Martin M, Mañez R, Linden P, Estores D, Torre-Cisneros J, Kusne S, Ondick L, Ptachcinski R, Irish W, Kisor D
Department of Surgery, School of Pharmacy, University of Pittsburgh, Pennsylvania.
Transplantation. 1994 Oct 15;58(7):779-85. doi: 10.1097/00007890-199410150-00005.
Cytomegalovirus disease is an important cause of morbidity following liver transplantation. To date there has not been an effective prophylaxis for CMV disease after liver transplantation. One hundred forty-three patients were randomized to receive either high dose oral acyclovir (800 mg 4 times a day) alone for 3 months after transplantation (acyclovir group) or intravenous ganciclovir (5 mg/kg twice a day) for 14 days followed by high dose oral acyclovir to complete a 3-month regimen (ganciclovir group). Of 139 patients available for evaluation, 43 of 71 (61%) patients from the acyclovir group developed CMV infection compared with 16 of 68 (24%) from the ganciclovir group (relative risk, 3.69; 95% confidence interval, 2.07-6.56; P < 0.00001). Of those randomized, CMV disease was seen in 20 (28%) of the acyclovir group compared with 6 (9%) of the ganciclovir group (relative risk, 5.11; 95% confidence interval, 2.05-12.75; P = 0.0001). The median time to onset of CMV infection was 45 days in the acyclovir group compared with 78 days in the ganciclovir group (P = 0.004). The median time to onset of CMV disease was 40 days in the acyclovir group compared with 78 days in the ganciclovir patients (P = 0.02). With respect to primary CMV infection, there was no difference in the rates in the 2 groups, but tissue invasive disease and recurrent CMV disease were less frequent in the ganciclovir group. It is concluded that a course of 2 weeks of ganciclovir immediately after transplantation followed by high dose oral acyclovir for 10 weeks is superior to a 12-week course of high dose oral acyclovir alone for prevention of both CMV infection and CMV disease after liver transplantation. However, the lack of significant effect in seronegative recipients who received grafts from seropositive donors suggests that other strategies are needed to prevent CMV infection in this high risk population.

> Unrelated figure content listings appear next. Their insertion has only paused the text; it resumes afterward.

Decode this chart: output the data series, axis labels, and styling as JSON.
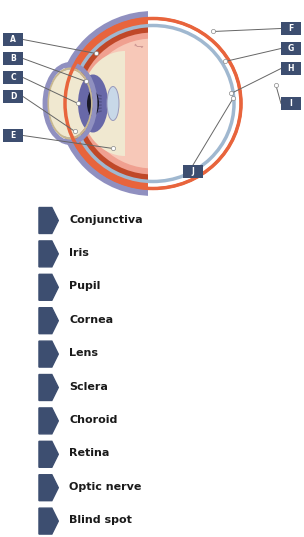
{
  "bg_color": "#ffffff",
  "label_bg": "#3d4e70",
  "row_bg": "#d5d7e8",
  "row_text_color": "#1a1a1a",
  "white_gap": "#ffffff",
  "labels": [
    "A",
    "B",
    "C",
    "D",
    "E",
    "F",
    "G",
    "H",
    "I",
    "J"
  ],
  "terms": [
    "Conjunctiva",
    "Iris",
    "Pupil",
    "Cornea",
    "Lens",
    "Sclera",
    "Choroid",
    "Retina",
    "Optic nerve",
    "Blind spot"
  ],
  "sclera_color": "#e8643c",
  "choroid_dark": "#c04828",
  "choroid_ring": "#b03820",
  "retina_fill": "#f0a090",
  "vitreous_color": "#f7c8b8",
  "aqueous_color": "#f0e8d0",
  "iris_color": "#6868a8",
  "iris_dark": "#484878",
  "pupil_color": "#181828",
  "lens_color": "#c8d8e8",
  "conj_color": "#9090c0",
  "nerve_tan": "#d0b898",
  "nerve_orange": "#e07040",
  "nerve_stripe_dark": "#903820",
  "nerve_fiber_blue": "#6060a0",
  "nerve_fiber_red": "#c04040",
  "line_color": "#666666",
  "dot_fill": "#ffffff",
  "dot_edge": "#888888",
  "vessel_color": "#c08888"
}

巨细胞病毒病是肝移植后发病的一个重要原因。迄今为止,尚无有效的肝移植后巨细胞病毒病预防措施。143例患者被随机分组,移植后3个月单独接受高剂量口服阿昔洛韦(800毫克,每日4次)(阿昔洛韦组),或静脉注射更昔洛韦(5毫克/千克,每日2次)14天,随后接受高剂量口服阿昔洛韦以完成3个月疗程(更昔洛韦组)。在139例可供评估的患者中,阿昔洛韦组71例患者中有43例(61%)发生巨细胞病毒感染,而更昔洛韦组68例中有16例(24%)(相对危险度,3.69;95%置信区间,2.07 - 6.56;P < 0.00001)。在随机分组的患者中,阿昔洛韦组20例(28%)出现巨细胞病毒病,而更昔洛韦组为6例(9%)(相对危险度,5.11;95%置信区间,2.05 - 12.75;P = 0.0001)。阿昔洛韦组巨细胞病毒感染发病的中位时间为45天,而更昔洛韦组为78天(P = 0.004)。阿昔洛韦组巨细胞病毒病发病的中位时间为40天,而更昔洛韦组患者为78天(P = 0.02)。关于原发性巨细胞病毒感染,两组发生率无差异,但更昔洛韦组组织侵袭性疾病和复发性巨细胞病毒病较少见。结论是,移植后立即给予2周更昔洛韦疗程,随后给予10周高剂量口服阿昔洛韦,在预防肝移植后巨细胞病毒感染和巨细胞病毒病方面优于单独12周高剂量口服阿昔洛韦疗程。然而,在接受血清学阳性供体移植物的血清学阴性受者中缺乏显著效果,提示需要其他策略来预防这一高风险人群的巨细胞病毒感染。